First, you’ll edit problem2.py, and add code at the bottom of the script to iterate through each sentence in the toy corpus and calculate the joint probability of all the words in the sentence under the unigram model. Then write the probability of each sentence to a file unigram_eval.txt, formatted to have one probability for each line of the output file. To do this, you’ll be writing a loop within a loop very similarly to how you iterated through the training corpus to estimate the model parameters. But instead of incrementing counts after each word, you’ll be updating the joint probability of the sentence (multiplying the probabilities of each word together). One easy way to do this is to initialize sentprob = 1 prior to looping through the words in the sentence, and then just update sentprob *= wordprob with the probability of each word. At the end of the loop, sentprob will contain the total joint probability of the whole sentence. To verify that this worked correctly, note that the joint probability of the second sentence under this model should be 4.84008387782e-99

Next, you’ll transform this joint probability into a perplexity (of each sentence), and write that to the file instead. To calculate the perplexity, first calculate the length of the sentence in words (be sure to include the end-of-sentence word) and store that in a variable sent_len, and then you can calculate perplexity = 1/(pow(sentprob, 1.0/sent_len)), which reproduces the definition of perplexity we discussed in class. Now, write the perplexity of each sentence to the output file instead of the joint probabilities. To verify that you’ve done this correctly, note that the perplexity of the second sentence with this model should be about ~~2.48221815792~~ 153.

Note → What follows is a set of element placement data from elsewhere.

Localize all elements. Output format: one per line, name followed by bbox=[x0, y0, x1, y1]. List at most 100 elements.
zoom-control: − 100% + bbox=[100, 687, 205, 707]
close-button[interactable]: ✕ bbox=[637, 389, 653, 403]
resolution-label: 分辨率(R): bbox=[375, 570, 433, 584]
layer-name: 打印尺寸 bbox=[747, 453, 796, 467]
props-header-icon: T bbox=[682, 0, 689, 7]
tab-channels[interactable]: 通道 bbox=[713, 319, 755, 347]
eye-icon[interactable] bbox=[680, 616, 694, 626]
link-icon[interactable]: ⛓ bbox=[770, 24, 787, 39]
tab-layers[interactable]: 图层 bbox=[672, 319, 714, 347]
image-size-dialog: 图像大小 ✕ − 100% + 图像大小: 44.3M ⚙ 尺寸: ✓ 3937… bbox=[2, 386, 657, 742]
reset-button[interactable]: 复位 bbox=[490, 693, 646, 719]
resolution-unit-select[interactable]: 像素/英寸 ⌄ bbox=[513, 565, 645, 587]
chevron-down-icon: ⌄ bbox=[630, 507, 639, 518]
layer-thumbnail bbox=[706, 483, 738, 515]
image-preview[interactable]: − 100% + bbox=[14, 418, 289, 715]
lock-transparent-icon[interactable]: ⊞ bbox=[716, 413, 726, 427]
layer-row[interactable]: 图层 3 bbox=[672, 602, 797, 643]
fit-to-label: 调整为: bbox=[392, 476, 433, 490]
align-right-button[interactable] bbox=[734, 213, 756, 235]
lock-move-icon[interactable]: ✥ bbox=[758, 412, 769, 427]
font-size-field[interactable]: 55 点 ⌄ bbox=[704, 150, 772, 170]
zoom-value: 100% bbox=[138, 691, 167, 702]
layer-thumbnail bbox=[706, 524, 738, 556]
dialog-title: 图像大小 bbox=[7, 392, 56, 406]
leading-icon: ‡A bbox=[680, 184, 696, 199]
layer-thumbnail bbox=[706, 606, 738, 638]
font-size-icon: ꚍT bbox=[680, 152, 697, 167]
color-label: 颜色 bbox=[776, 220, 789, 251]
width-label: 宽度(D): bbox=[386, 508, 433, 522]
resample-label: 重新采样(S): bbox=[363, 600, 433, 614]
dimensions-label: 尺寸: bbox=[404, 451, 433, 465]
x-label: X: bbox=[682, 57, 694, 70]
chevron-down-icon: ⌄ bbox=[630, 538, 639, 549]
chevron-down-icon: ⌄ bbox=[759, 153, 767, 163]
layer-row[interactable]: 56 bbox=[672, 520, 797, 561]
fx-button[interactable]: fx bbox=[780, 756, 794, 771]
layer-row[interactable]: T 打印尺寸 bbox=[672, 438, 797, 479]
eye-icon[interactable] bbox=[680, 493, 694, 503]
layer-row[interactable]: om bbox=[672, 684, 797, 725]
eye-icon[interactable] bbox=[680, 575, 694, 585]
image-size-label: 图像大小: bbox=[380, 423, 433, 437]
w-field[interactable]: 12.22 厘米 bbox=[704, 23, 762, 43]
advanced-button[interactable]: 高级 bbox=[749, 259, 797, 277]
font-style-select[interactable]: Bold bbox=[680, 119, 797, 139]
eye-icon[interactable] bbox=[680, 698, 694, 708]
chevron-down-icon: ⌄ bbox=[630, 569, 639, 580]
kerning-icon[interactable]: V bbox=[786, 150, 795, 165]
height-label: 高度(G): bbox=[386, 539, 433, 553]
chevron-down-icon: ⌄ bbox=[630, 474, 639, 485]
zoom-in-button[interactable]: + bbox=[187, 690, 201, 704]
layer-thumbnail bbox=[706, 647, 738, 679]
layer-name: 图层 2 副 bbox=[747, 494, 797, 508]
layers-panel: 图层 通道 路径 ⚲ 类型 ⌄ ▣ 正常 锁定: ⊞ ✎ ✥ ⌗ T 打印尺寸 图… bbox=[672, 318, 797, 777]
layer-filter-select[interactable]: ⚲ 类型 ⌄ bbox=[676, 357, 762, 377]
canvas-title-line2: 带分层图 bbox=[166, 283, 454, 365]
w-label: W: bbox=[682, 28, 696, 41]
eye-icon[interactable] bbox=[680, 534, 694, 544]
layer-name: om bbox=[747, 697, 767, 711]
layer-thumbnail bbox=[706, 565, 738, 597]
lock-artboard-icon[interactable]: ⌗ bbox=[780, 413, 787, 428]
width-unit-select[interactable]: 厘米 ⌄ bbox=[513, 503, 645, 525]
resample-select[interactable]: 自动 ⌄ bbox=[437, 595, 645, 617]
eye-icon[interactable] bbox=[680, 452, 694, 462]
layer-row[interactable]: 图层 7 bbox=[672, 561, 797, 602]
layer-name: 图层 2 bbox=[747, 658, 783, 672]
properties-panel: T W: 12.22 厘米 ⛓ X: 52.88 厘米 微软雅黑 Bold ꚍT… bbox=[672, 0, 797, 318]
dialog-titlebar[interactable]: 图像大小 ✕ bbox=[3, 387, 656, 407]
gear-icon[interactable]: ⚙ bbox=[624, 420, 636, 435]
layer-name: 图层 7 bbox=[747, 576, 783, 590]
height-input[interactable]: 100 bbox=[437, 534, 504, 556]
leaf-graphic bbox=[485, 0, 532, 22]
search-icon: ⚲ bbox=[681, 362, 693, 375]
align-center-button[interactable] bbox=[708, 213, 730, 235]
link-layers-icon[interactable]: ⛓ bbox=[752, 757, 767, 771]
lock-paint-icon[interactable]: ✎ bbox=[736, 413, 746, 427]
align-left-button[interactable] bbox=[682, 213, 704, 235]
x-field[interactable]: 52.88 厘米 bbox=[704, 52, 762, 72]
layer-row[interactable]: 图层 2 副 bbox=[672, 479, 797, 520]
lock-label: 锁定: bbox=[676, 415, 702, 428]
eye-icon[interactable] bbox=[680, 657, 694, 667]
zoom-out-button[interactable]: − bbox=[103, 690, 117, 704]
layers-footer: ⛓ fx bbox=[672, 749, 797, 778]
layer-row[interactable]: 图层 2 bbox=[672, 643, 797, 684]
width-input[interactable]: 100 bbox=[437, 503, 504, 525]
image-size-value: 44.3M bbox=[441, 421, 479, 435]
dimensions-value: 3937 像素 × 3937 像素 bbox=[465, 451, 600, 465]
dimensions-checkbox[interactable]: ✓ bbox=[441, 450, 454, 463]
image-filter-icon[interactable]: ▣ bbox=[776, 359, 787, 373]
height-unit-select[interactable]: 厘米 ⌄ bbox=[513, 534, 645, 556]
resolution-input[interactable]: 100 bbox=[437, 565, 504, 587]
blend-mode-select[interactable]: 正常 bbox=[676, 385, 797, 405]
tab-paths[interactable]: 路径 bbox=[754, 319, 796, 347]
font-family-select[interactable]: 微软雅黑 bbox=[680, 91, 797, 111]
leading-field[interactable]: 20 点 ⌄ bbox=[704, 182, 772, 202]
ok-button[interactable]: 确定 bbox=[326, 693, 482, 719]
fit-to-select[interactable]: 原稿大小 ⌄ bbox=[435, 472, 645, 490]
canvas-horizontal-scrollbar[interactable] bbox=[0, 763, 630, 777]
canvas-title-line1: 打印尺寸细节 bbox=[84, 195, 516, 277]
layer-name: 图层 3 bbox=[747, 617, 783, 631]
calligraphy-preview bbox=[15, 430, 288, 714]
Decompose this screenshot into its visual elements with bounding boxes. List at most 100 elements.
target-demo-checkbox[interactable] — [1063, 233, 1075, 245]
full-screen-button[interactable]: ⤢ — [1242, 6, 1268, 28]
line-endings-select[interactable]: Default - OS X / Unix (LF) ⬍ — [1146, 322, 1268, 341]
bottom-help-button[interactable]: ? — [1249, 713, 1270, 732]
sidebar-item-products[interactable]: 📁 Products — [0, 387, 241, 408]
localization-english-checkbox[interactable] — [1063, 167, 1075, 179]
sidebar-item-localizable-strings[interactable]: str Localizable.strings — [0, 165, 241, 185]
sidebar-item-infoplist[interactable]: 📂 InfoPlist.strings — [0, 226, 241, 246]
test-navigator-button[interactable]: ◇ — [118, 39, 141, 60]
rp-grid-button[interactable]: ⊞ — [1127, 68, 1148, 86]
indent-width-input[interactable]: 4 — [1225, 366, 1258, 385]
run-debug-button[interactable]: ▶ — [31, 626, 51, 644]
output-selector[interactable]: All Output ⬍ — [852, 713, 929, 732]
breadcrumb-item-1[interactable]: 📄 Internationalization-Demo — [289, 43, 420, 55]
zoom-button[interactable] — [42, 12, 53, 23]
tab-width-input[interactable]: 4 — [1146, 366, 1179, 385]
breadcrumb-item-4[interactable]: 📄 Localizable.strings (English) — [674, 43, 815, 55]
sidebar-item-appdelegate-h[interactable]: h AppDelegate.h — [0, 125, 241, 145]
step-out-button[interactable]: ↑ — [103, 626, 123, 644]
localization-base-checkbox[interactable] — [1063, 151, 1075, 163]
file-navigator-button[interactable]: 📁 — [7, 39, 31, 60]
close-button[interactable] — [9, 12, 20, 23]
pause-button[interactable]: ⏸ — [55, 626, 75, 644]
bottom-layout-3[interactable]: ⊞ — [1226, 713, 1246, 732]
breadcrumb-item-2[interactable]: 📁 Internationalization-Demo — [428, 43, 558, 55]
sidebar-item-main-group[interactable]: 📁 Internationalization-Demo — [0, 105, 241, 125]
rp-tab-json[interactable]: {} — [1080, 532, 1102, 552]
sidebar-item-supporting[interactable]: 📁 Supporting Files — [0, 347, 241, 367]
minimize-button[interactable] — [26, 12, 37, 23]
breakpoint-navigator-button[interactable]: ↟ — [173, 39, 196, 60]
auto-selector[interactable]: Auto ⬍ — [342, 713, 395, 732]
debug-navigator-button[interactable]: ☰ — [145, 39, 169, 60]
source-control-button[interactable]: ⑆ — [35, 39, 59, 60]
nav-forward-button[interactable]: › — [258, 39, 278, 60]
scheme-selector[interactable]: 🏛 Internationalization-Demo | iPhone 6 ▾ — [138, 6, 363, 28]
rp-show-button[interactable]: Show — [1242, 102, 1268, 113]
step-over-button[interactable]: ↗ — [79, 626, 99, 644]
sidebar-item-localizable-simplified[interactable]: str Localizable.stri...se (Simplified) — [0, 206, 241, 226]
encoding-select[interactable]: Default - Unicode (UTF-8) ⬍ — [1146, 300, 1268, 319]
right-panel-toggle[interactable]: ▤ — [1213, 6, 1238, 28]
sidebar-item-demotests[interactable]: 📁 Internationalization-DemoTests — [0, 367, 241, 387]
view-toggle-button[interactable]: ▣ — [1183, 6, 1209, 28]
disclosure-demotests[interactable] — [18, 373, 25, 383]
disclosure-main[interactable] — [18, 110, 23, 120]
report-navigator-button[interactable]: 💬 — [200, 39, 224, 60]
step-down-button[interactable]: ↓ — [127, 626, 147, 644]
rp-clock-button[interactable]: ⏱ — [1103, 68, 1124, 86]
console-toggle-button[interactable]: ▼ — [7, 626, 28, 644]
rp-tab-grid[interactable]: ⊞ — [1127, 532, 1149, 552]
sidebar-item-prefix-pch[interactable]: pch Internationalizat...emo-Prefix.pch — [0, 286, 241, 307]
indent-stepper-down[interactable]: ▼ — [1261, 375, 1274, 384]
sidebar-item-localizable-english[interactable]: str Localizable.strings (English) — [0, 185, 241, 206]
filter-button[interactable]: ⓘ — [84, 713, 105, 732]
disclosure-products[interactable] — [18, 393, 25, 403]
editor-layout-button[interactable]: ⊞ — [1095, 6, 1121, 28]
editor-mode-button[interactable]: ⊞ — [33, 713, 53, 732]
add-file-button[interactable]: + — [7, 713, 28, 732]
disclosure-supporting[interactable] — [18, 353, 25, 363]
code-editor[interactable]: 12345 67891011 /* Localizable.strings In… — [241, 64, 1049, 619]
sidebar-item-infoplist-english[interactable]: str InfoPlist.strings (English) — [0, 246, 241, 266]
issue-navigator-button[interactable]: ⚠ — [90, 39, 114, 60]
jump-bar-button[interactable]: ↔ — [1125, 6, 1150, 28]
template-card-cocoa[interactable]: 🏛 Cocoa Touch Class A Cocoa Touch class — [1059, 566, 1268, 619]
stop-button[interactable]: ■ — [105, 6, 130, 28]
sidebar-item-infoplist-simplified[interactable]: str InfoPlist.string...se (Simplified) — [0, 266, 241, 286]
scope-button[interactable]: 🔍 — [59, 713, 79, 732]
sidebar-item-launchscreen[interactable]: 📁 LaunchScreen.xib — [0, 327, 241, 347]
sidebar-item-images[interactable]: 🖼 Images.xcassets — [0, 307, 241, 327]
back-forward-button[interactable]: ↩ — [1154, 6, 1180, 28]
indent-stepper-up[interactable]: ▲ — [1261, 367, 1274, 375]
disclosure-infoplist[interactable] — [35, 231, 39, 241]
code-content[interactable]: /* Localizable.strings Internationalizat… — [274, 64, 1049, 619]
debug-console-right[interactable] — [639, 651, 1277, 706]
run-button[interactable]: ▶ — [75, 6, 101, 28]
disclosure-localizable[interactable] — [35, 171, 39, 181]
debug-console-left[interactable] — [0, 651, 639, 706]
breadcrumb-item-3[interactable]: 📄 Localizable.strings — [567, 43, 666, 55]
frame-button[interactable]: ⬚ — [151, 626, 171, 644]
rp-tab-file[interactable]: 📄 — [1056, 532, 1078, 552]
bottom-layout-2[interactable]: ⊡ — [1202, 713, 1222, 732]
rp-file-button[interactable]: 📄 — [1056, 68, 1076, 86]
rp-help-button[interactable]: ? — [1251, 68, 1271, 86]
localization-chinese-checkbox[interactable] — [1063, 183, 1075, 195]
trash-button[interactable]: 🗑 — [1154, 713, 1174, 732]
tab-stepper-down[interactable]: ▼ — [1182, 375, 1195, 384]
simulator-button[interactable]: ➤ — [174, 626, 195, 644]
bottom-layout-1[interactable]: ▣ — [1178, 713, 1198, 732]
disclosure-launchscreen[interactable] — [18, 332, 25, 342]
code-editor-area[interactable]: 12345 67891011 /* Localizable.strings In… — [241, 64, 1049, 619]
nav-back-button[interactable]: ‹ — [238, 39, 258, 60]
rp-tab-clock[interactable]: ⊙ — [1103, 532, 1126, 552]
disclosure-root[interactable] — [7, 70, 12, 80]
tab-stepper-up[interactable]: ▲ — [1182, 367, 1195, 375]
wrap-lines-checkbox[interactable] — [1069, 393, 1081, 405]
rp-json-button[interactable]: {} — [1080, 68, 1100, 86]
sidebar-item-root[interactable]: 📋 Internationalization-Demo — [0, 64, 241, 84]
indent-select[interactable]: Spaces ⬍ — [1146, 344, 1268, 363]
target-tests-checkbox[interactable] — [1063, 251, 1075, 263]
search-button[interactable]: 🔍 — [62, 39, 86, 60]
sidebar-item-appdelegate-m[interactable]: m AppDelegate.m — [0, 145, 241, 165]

Now, you’ll do the same thing for your other two models. Add code to problem3.py to calculate the perplexities of each sentence in the toy corpus and write that to a file bigram_eval.txt. Similarly, add code to problem4.py and write the perplexities under the smoothed model to smoothed_eval.txt. To verify that you did these correctly, note that the perplexity of the second sentence should be about ~~1.43002288867~~ 7.237 with the MLE bigram model and about ~~0.871096875925~~ 49.63 for the smoothed bigram model.

Compare the perplexities of these two sentences under all three models. Q: Which model performed worst and why might you have expected that model to have performed worst? Q: Did smoothing help or hurt the model’s ‘performance’ when evaluated on this corpus? Why might that be?

7. Generation

[Written answer]

Edit problem2-4.py to use the provided generator code to generate some (~10) sentences from each of your models. Store the sentences in unigram_generation.txt, bigram_generation.txt, and smoothed_generation.txt to go with their respective models.

Q: Compare the models qualitatively based on their generation. How does each perform?